Reed Konsler (konsler@ascat.harvard.edu)
Sat, 27 Mar 1999 16:09:41 -0500

My recommendation to anyone who erroneously believes that human beings, including "demonic males" are naturally violent: A book by a military officer studying exactly what it takes to train a human being to kill another, instead of simply making a chest beating threat display. Conclusion: humans, like every other animal, are quick to posture and bark, but loath to actually enter into a conflict which could be damaging or lethal to either party. We are, in short, all talk. Great book.

_On Killing :
The Psychological Cost of Learning to Kill in War and Society_ by Dave Grossman
(November 1996)
Little Brown & Co
ISBN: 0316330116 ;

>From Booklist , October 15, 1995

What makes soldiers kill--or not--animates this intriguing survey by a psychologist and
former U.S. Army officer. Grossman reveals that only a fraction of soldiers kill during
warfare (and feel revulsion when they do); the rest (about 85 percent in World War II)
resist by missing the target or refusing to fire. With an eye to the military command's
imperative of overcoming that innate resistance, Grossman quotes numerous anecdotes
that exemplify the phenomenon and studies that examine it.

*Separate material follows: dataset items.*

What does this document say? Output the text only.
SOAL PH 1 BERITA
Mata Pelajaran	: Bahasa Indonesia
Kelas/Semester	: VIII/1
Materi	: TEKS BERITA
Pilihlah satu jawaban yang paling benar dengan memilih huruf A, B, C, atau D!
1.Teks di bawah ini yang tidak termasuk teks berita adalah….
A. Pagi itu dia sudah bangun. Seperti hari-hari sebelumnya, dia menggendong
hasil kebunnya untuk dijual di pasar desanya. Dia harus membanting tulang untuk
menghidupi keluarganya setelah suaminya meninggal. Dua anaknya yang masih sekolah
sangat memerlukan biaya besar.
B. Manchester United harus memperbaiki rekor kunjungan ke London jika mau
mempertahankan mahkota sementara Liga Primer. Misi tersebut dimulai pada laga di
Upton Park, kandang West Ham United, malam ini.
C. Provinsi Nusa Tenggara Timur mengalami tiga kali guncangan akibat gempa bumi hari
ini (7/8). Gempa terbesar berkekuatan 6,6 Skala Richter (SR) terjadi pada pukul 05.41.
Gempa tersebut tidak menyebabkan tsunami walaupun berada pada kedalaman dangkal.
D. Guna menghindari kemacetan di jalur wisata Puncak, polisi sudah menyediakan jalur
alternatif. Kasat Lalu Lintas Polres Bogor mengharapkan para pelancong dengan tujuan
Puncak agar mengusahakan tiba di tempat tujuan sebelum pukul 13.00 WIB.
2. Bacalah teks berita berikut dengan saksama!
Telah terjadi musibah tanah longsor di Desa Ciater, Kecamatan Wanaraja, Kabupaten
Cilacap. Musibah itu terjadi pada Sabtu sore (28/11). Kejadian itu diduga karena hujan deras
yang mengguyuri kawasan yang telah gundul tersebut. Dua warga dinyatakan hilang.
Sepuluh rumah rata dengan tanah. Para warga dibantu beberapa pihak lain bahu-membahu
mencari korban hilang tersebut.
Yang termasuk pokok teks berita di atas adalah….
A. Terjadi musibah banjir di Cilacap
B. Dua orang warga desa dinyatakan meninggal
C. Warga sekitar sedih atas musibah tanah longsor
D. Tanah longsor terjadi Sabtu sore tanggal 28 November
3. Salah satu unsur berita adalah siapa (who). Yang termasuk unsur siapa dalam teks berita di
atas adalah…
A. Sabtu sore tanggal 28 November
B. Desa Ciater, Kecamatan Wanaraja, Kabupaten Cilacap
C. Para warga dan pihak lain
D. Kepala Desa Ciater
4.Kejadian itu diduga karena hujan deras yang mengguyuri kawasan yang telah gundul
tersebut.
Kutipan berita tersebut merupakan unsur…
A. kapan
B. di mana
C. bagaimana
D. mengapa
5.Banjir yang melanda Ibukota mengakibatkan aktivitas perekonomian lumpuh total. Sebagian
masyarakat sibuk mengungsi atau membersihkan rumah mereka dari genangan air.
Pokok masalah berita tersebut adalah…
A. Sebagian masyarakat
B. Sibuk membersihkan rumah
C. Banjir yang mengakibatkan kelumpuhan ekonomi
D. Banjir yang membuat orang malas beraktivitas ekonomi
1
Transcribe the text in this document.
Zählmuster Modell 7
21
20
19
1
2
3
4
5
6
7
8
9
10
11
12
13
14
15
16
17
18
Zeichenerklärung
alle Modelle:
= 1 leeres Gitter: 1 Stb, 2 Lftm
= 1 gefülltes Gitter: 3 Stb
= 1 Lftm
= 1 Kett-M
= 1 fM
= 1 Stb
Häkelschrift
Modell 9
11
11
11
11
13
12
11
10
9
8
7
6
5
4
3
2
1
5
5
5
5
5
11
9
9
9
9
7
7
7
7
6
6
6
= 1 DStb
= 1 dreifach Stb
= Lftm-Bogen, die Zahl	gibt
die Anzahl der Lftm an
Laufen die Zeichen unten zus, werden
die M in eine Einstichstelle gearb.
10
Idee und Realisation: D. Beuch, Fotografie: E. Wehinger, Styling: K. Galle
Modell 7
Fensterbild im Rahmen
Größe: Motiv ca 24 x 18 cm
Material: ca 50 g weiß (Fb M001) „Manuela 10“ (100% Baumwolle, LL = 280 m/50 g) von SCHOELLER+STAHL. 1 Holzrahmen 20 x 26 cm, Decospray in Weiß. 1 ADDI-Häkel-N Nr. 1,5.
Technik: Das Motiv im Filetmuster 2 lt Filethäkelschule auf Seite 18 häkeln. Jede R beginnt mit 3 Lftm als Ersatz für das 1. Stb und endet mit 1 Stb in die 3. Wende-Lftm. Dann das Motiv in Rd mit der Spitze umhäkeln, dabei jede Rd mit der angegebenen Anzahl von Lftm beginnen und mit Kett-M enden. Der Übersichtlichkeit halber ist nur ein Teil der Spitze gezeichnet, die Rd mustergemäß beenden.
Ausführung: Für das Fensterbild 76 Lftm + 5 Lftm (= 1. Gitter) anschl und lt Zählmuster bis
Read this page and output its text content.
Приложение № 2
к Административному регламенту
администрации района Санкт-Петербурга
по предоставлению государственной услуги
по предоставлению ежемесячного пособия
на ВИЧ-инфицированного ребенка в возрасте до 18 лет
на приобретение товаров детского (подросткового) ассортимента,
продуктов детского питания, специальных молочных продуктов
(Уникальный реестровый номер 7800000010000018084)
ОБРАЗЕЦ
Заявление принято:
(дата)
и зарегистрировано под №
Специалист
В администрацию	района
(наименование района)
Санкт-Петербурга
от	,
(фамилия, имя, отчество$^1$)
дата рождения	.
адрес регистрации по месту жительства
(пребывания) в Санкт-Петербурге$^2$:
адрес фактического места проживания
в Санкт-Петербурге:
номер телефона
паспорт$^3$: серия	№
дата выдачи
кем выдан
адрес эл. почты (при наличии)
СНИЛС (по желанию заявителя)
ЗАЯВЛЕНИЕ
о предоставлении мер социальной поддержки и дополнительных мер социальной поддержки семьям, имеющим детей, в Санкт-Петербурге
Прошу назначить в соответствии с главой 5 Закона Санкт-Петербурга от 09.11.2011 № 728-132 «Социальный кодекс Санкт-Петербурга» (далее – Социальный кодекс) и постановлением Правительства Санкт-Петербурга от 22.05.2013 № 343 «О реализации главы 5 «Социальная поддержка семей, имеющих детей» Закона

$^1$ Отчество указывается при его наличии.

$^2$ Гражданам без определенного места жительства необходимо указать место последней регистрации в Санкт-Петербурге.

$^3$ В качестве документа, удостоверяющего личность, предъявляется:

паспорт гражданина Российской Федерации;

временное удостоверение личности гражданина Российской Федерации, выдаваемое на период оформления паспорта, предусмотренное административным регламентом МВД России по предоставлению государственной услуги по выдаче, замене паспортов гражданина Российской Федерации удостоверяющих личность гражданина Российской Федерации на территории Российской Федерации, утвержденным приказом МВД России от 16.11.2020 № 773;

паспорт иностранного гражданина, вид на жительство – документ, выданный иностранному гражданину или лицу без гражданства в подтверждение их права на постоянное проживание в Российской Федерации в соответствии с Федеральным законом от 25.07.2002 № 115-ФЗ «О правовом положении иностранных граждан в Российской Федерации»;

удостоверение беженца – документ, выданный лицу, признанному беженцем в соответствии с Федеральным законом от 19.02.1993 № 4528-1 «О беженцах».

With such knowledge, the
military has implemented training that gets firing rates up to 90 percent of soldiers, but
the psychic cost of blazing away for real is heavy. Individually, a killer goes through
thrill-remorse-rationalization stages; socially, the killer needs reassurance and if it is
not received, will suffer post-traumatic stress syndrome, characteristic of Vietnam
veterans. Grossman concludes his findings of "enabling factors" in killing by identifying them at work in the rampant violence afflicting American society. A book
that requires some steely fortitude to finish, but once done, On Killing delivers
insights on human nature that are both gratifying and repelling. Gilbert Taylor Copyrightę 1995, American Library Association. All rights reserved.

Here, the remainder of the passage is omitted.